Şöyle ifade edeyim; asgari ücretin toplum nezdindeki yeri ve önemi sendika konfederasyonlarında çok anlaşılamamış ve bilince çıkartılamamıştır. Son dönemlerde sendikalarda yer alan ilerici-demokrat güçlerin bu konuda bir basınçları söz konusu. Bu basınç da bazı sendikaların öne çıkmasına neden oldu. Asgari ücret üzerinden planlar-programlar yapılmaya başlandı. Ama bu programlar toplumun geniş kesimlerini kucaklayacak bir nitelikten yoksundular. Kendi cephemizden bir örnek vereyim; biz, birkaç şubeyle birlikte bir eylem örgütlemeye çalıştık ve bunun sonucunda Taksim’de bir eylem gerçekleştirdik. Bu, Türk-İş tarihinde ilk defa olan bir şeydi. Yani asgari ücret üzerinden İstanbul şubelerinin ve Türk-İş’in de içinde bulunduğu tek eylemdi. Uzun yıllara dayanan sendikal yaşamımda ve en azından benim bildiğim kadarıyla bu böyle. Sendikaların asgari ücrete yönelik çalışmaları hemen sonuç vermeyebilir ama önümüzdeki süreçte asgari ücret mücadelesine katkısının olacağını düşünüyorum. Bugünden yapılanlar sadece, sendikalar içinde yapılan tartışmaların sonucu olarak, sendikaların biraz daha öne çıkmalarıdır. İşte DİSK bir program hazırladı, KESK diğer taraftan müdahale etmeye çalıştı. KESK, biraz daha farklı bir gündem üzerinden, bütçe üzerinden yaptı bunu. Sendikaların asgari ücret üzerinden yaptıkları yeterli değil ama bu, mücadeleyi güçlendirecek gibi gözüküyor.

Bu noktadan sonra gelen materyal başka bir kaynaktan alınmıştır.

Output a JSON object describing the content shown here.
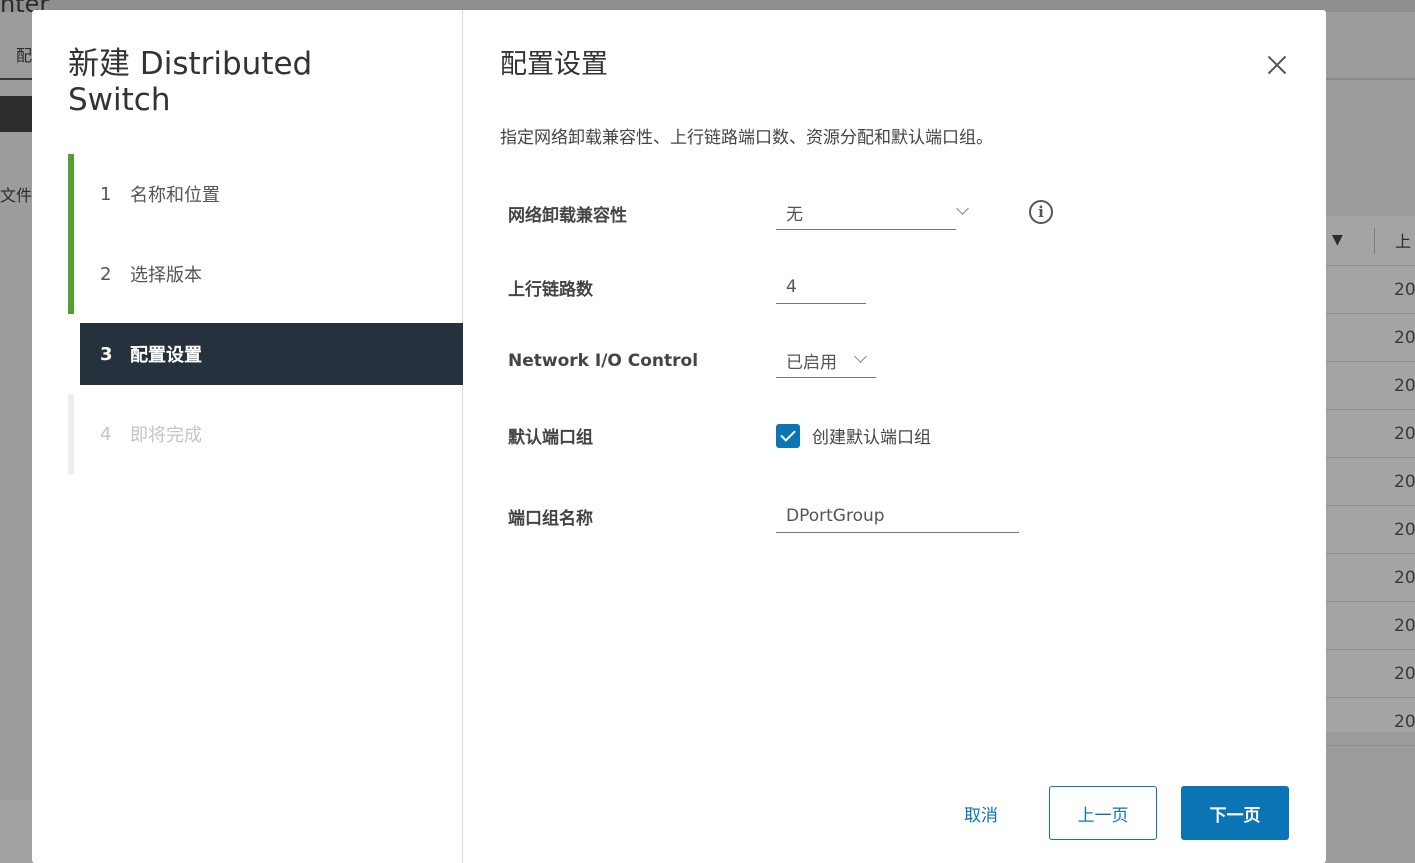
{
  "background": {
    "title_fragment": "nter",
    "tab_fragment": "配",
    "left_label": "文件",
    "table_rows": [
      "20",
      "20",
      "20",
      "20",
      "20",
      "20",
      "20",
      "20",
      "20",
      "20"
    ],
    "table_header_fragment": "上"
  },
  "wizard": {
    "title": "新建 Distributed Switch",
    "steps": [
      {
        "num": "1",
        "label": "名称和位置"
      },
      {
        "num": "2",
        "label": "选择版本"
      },
      {
        "num": "3",
        "label": "配置设置"
      },
      {
        "num": "4",
        "label": "即将完成"
      }
    ]
  },
  "content": {
    "title": "配置设置",
    "description": "指定网络卸载兼容性、上行链路端口数、资源分配和默认端口组。",
    "fields": {
      "offload": {
        "label": "网络卸载兼容性",
        "value": "无"
      },
      "uplinks": {
        "label": "上行链路数",
        "value": "4"
      },
      "nioc": {
        "label": "Network I/O Control",
        "value": "已启用"
      },
      "default_pg": {
        "label": "默认端口组",
        "checkbox_label": "创建默认端口组"
      },
      "pg_name": {
        "label": "端口组名称",
        "value": "DPortGroup"
      }
    },
    "info_glyph": "i"
  },
  "buttons": {
    "cancel": "取消",
    "prev": "上一页",
    "next": "下一页"
  },
  "colors": {
    "accent": "#0b74b5",
    "done_step": "#55a030",
    "current_step_bg": "#25323d"
  }
}
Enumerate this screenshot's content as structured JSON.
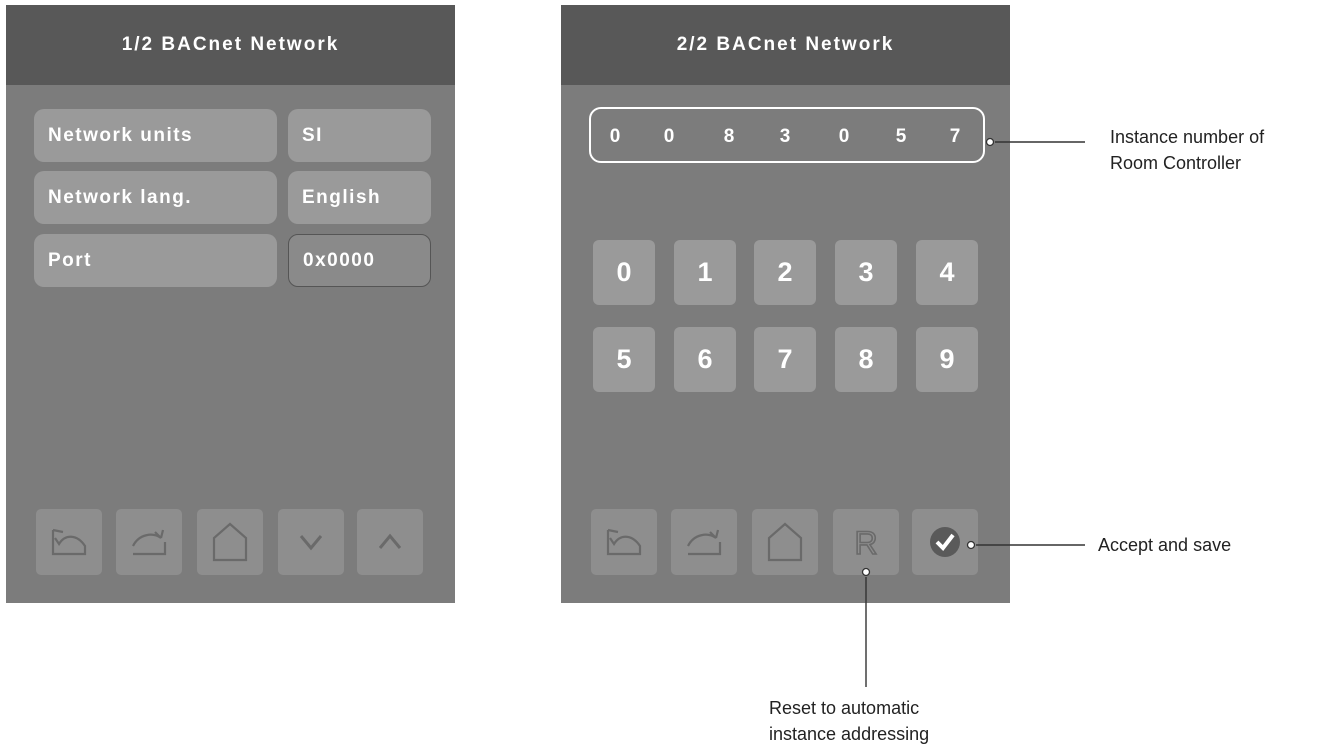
{
  "screen1": {
    "title": "1/2 BACnet Network",
    "rows": [
      {
        "label": "Network units",
        "value": "SI"
      },
      {
        "label": "Network lang.",
        "value": "English"
      },
      {
        "label": "Port",
        "value": "0x0000"
      }
    ],
    "nav_icons": [
      "undo-icon",
      "redo-icon",
      "home-icon",
      "chevron-down-icon",
      "chevron-up-icon"
    ]
  },
  "screen2": {
    "title": "2/2 BACnet Network",
    "instance_digits": [
      "0",
      "0",
      "8",
      "3",
      "0",
      "5",
      "7"
    ],
    "keypad": [
      "0",
      "1",
      "2",
      "3",
      "4",
      "5",
      "6",
      "7",
      "8",
      "9"
    ],
    "nav_icons": [
      "undo-icon",
      "redo-icon",
      "home-icon",
      "reset-icon",
      "check-icon"
    ],
    "reset_label": "R"
  },
  "callouts": {
    "instance_number": [
      "Instance number of",
      "Room Controller"
    ],
    "accept_save": "Accept and save",
    "reset": [
      "Reset to automatic",
      "instance addressing"
    ]
  },
  "colors": {
    "screen_bg": "#7c7c7c",
    "header_bg": "#585858",
    "pill_bg": "#9a9a9a",
    "icon": "#6a6a6a"
  }
}
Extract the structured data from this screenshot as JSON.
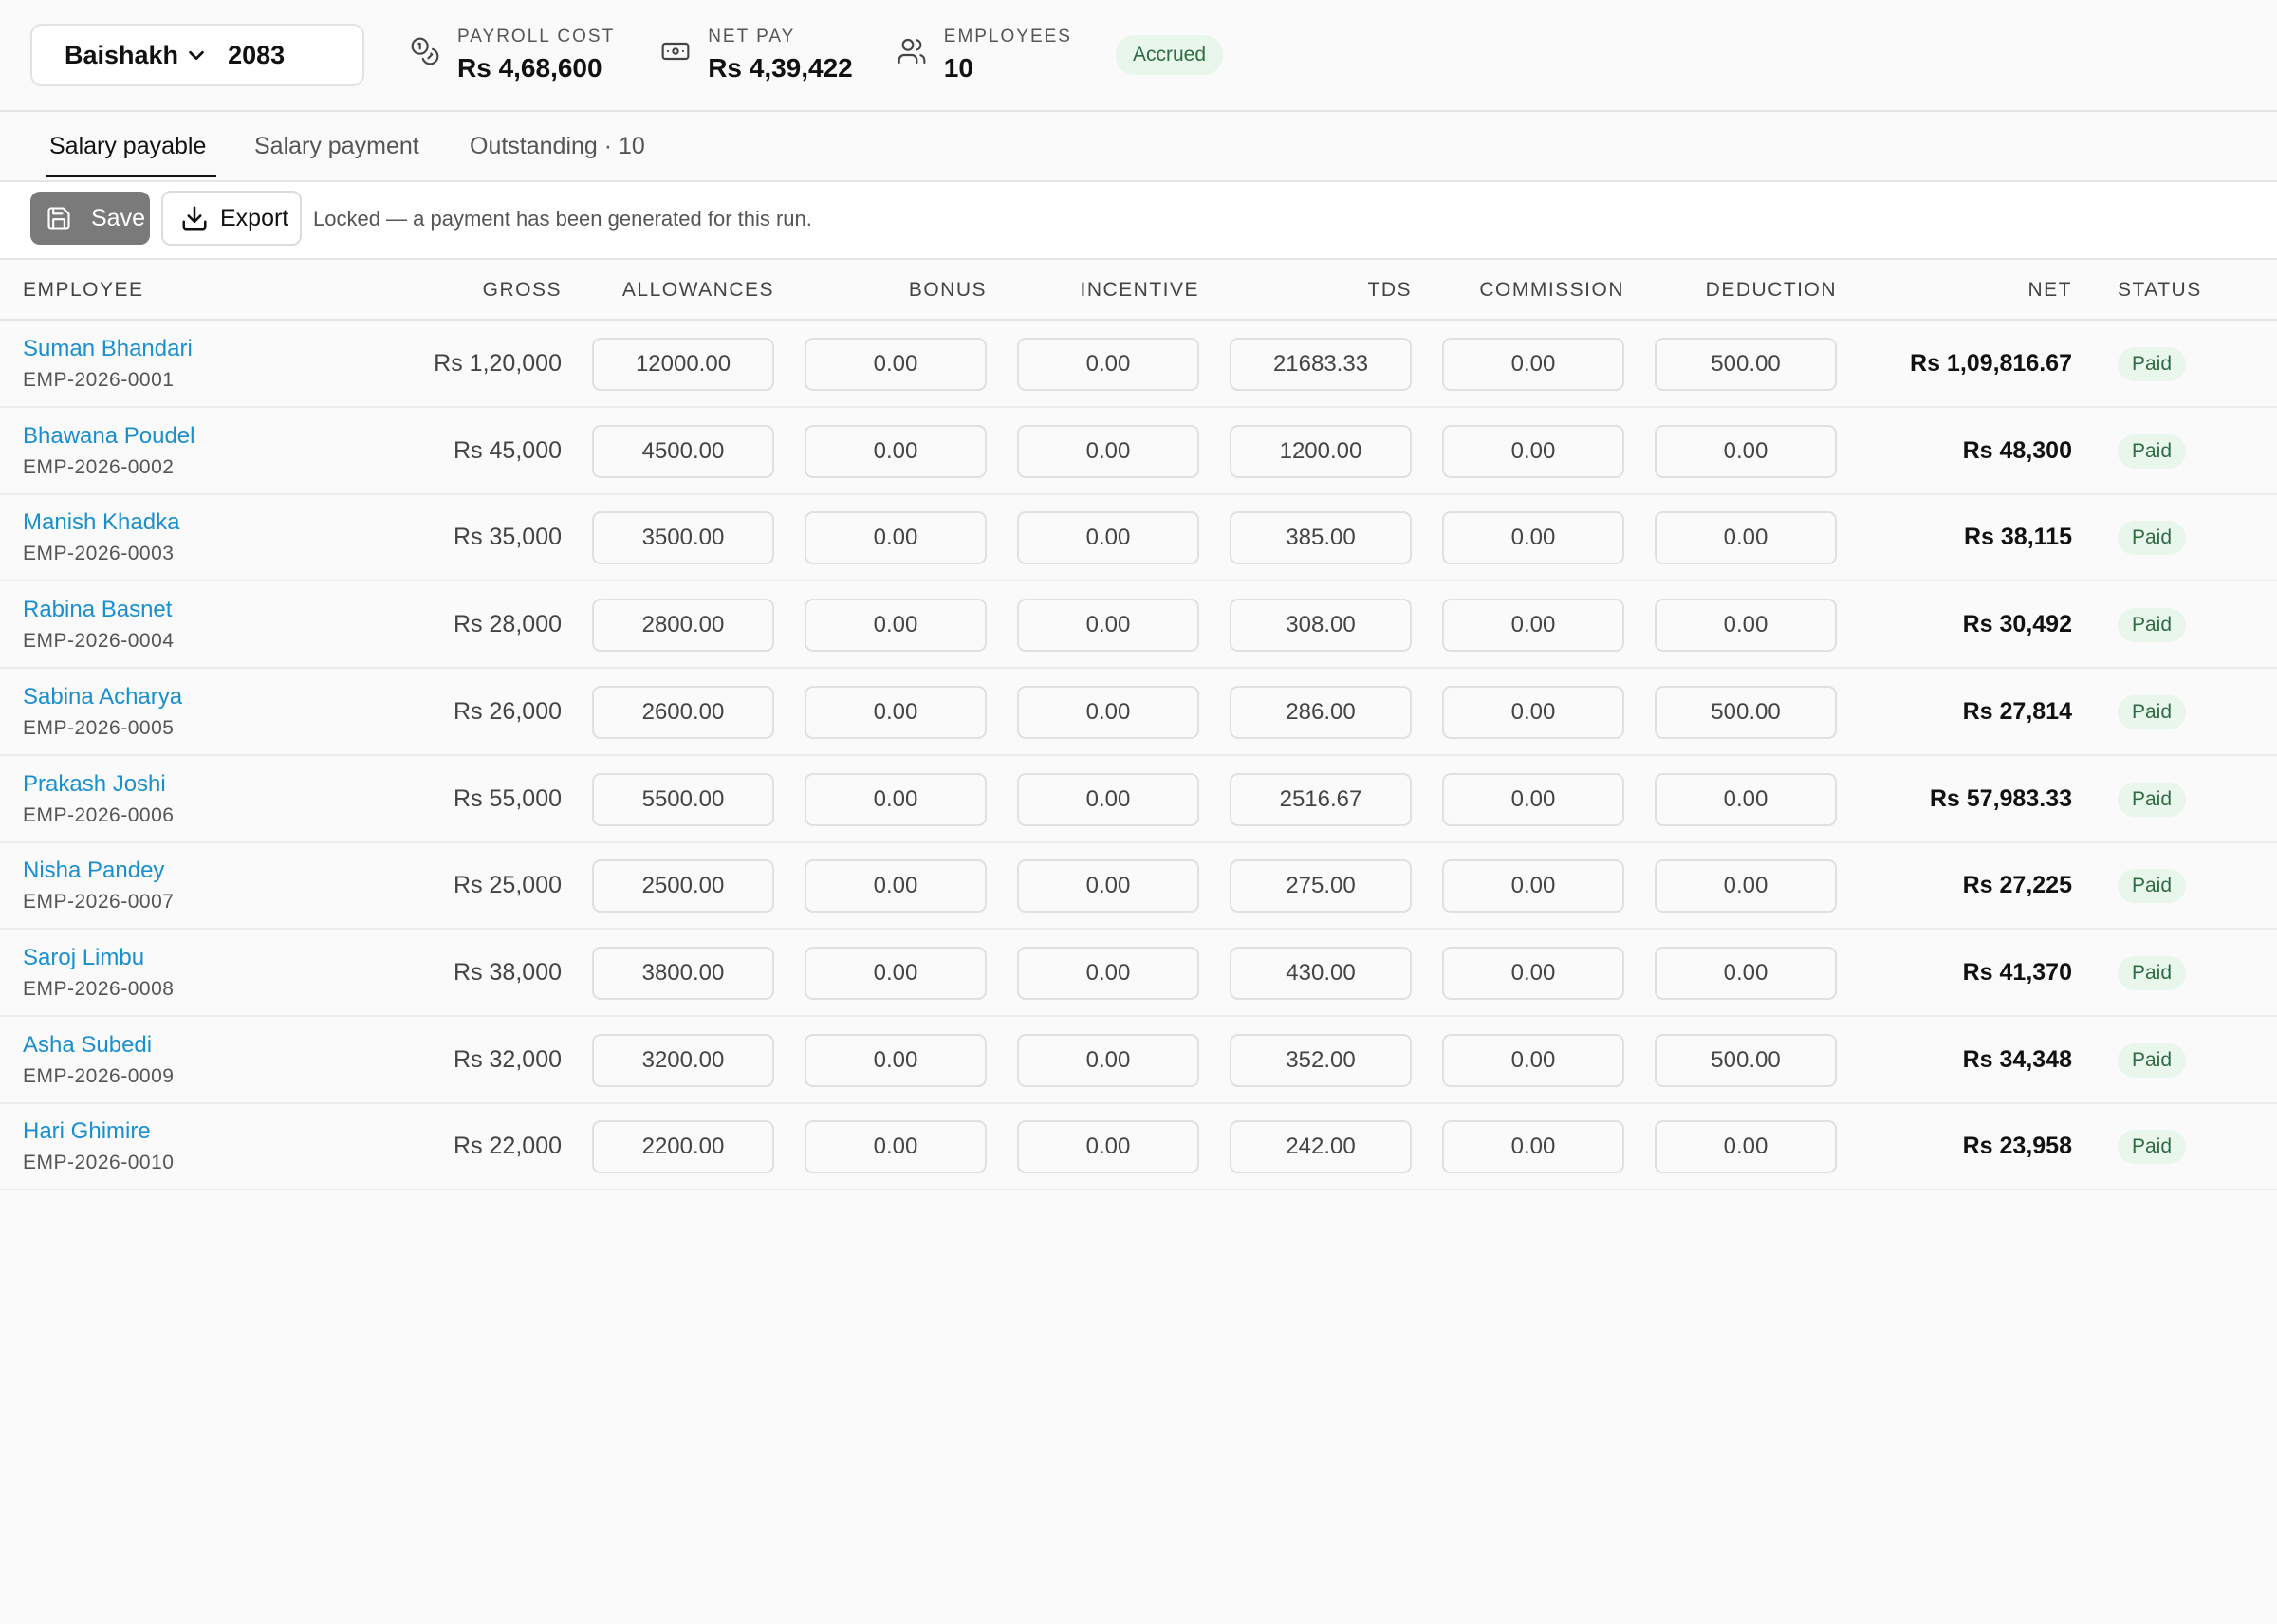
{
  "header": {
    "period": {
      "month": "Baishakh",
      "year": "2083"
    },
    "stats": [
      {
        "label": "PAYROLL COST",
        "value": "Rs 4,68,600",
        "icon": "coins-icon"
      },
      {
        "label": "NET PAY",
        "value": "Rs 4,39,422",
        "icon": "banknote-icon"
      },
      {
        "label": "EMPLOYEES",
        "value": "10",
        "icon": "users-icon"
      }
    ],
    "status_badge": "Accrued"
  },
  "tabs": [
    {
      "label": "Salary payable",
      "active": true
    },
    {
      "label": "Salary payment",
      "active": false
    },
    {
      "label": "Outstanding · 10",
      "active": false
    }
  ],
  "toolbar": {
    "save_label": "Save",
    "export_label": "Export",
    "lock_message": "Locked — a payment has been generated for this run."
  },
  "table": {
    "columns": [
      "EMPLOYEE",
      "GROSS",
      "ALLOWANCES",
      "BONUS",
      "INCENTIVE",
      "TDS",
      "COMMISSION",
      "DEDUCTION",
      "NET",
      "STATUS"
    ],
    "rows": [
      {
        "name": "Suman Bhandari",
        "id": "EMP-2026-0001",
        "gross": "Rs 1,20,000",
        "allowances": "12000.00",
        "bonus": "0.00",
        "incentive": "0.00",
        "tds": "21683.33",
        "commission": "0.00",
        "deduction": "500.00",
        "net": "Rs 1,09,816.67",
        "status": "Paid"
      },
      {
        "name": "Bhawana Poudel",
        "id": "EMP-2026-0002",
        "gross": "Rs 45,000",
        "allowances": "4500.00",
        "bonus": "0.00",
        "incentive": "0.00",
        "tds": "1200.00",
        "commission": "0.00",
        "deduction": "0.00",
        "net": "Rs 48,300",
        "status": "Paid"
      },
      {
        "name": "Manish Khadka",
        "id": "EMP-2026-0003",
        "gross": "Rs 35,000",
        "allowances": "3500.00",
        "bonus": "0.00",
        "incentive": "0.00",
        "tds": "385.00",
        "commission": "0.00",
        "deduction": "0.00",
        "net": "Rs 38,115",
        "status": "Paid"
      },
      {
        "name": "Rabina Basnet",
        "id": "EMP-2026-0004",
        "gross": "Rs 28,000",
        "allowances": "2800.00",
        "bonus": "0.00",
        "incentive": "0.00",
        "tds": "308.00",
        "commission": "0.00",
        "deduction": "0.00",
        "net": "Rs 30,492",
        "status": "Paid"
      },
      {
        "name": "Sabina Acharya",
        "id": "EMP-2026-0005",
        "gross": "Rs 26,000",
        "allowances": "2600.00",
        "bonus": "0.00",
        "incentive": "0.00",
        "tds": "286.00",
        "commission": "0.00",
        "deduction": "500.00",
        "net": "Rs 27,814",
        "status": "Paid"
      },
      {
        "name": "Prakash Joshi",
        "id": "EMP-2026-0006",
        "gross": "Rs 55,000",
        "allowances": "5500.00",
        "bonus": "0.00",
        "incentive": "0.00",
        "tds": "2516.67",
        "commission": "0.00",
        "deduction": "0.00",
        "net": "Rs 57,983.33",
        "status": "Paid"
      },
      {
        "name": "Nisha Pandey",
        "id": "EMP-2026-0007",
        "gross": "Rs 25,000",
        "allowances": "2500.00",
        "bonus": "0.00",
        "incentive": "0.00",
        "tds": "275.00",
        "commission": "0.00",
        "deduction": "0.00",
        "net": "Rs 27,225",
        "status": "Paid"
      },
      {
        "name": "Saroj Limbu",
        "id": "EMP-2026-0008",
        "gross": "Rs 38,000",
        "allowances": "3800.00",
        "bonus": "0.00",
        "incentive": "0.00",
        "tds": "430.00",
        "commission": "0.00",
        "deduction": "0.00",
        "net": "Rs 41,370",
        "status": "Paid"
      },
      {
        "name": "Asha Subedi",
        "id": "EMP-2026-0009",
        "gross": "Rs 32,000",
        "allowances": "3200.00",
        "bonus": "0.00",
        "incentive": "0.00",
        "tds": "352.00",
        "commission": "0.00",
        "deduction": "500.00",
        "net": "Rs 34,348",
        "status": "Paid"
      },
      {
        "name": "Hari Ghimire",
        "id": "EMP-2026-0010",
        "gross": "Rs 22,000",
        "allowances": "2200.00",
        "bonus": "0.00",
        "incentive": "0.00",
        "tds": "242.00",
        "commission": "0.00",
        "deduction": "0.00",
        "net": "Rs 23,958",
        "status": "Paid"
      }
    ]
  },
  "colors": {
    "link": "#1a8fd0",
    "badge_bg": "#e9f6ec",
    "badge_text": "#2f6b43",
    "save_bg": "#7a7a7a"
  }
}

Diğer bir önemli yanı ise, işçi sınıfı mücadelesinde, işçileri ilgilendiren en temel problemleri, onlar adına ve onlarla birlikte söylemenin uzun vadede bu mücadeleyi güçlendireceğini düşünüyorum. Asgari ücretin bu noktada çok önemli bir sorun ve araç olduğunu düşünüyorum. Asgari ücret, milyonlarca insanın bire bir etkilendiği bir alandır. Sendikalar asgari ücretle ilgili karşı çıkış yapıyorlar ama işin asıl muhataplarını işe katmadan yapıyorlar bunu. Oysa asıl olarak, 400 milyonla geçinmeye çalışanları bu işe katarak karşı çıkmak gerekiyor. Onları bu sürecin bir parçası yapabilmeliyiz. Sendikalı işçiler 1 milyar maaş alıyorlar ve 400 milyona karşı çıkıyorlar. Çıkmalıdırlar da. Olması gereken de budur zaten. Bu mücadelenin güç kazanması, örgütsüz kesimi de bu sürece dahil ederek olacaktır. Sendikaların ve bu işi yapanların birinci derecede eğilmeleri gereken kesim işte bu 400 milyonla yaşamaya çalışan kesimdir. Biz, tersanelerde, tekstilde, metalde çalışan ve örgütsüz olan kesimlere yöneldiğimizde güçleneceğiz.

Verilecek mücadelede Fransa çok somut bir örnektir. Orada mücadelenin başını sendikalar çekmedi ama Fransa işçileri hayır dedi. Çünkü sorunun muhatabı onlardı. Ve Fransa’yı ateşe vererek, söz konusu yasayı engellediler. Örnek alınması gereken bir eylemdir Fransa’daki. Ülkemizde de sadece asgari ücrette değil, diğer tüm sorunlarda sorunun asıl muhataplarını sürece katmalı ve tüm enerjiyi oraya yoğunlaştırmalıyız.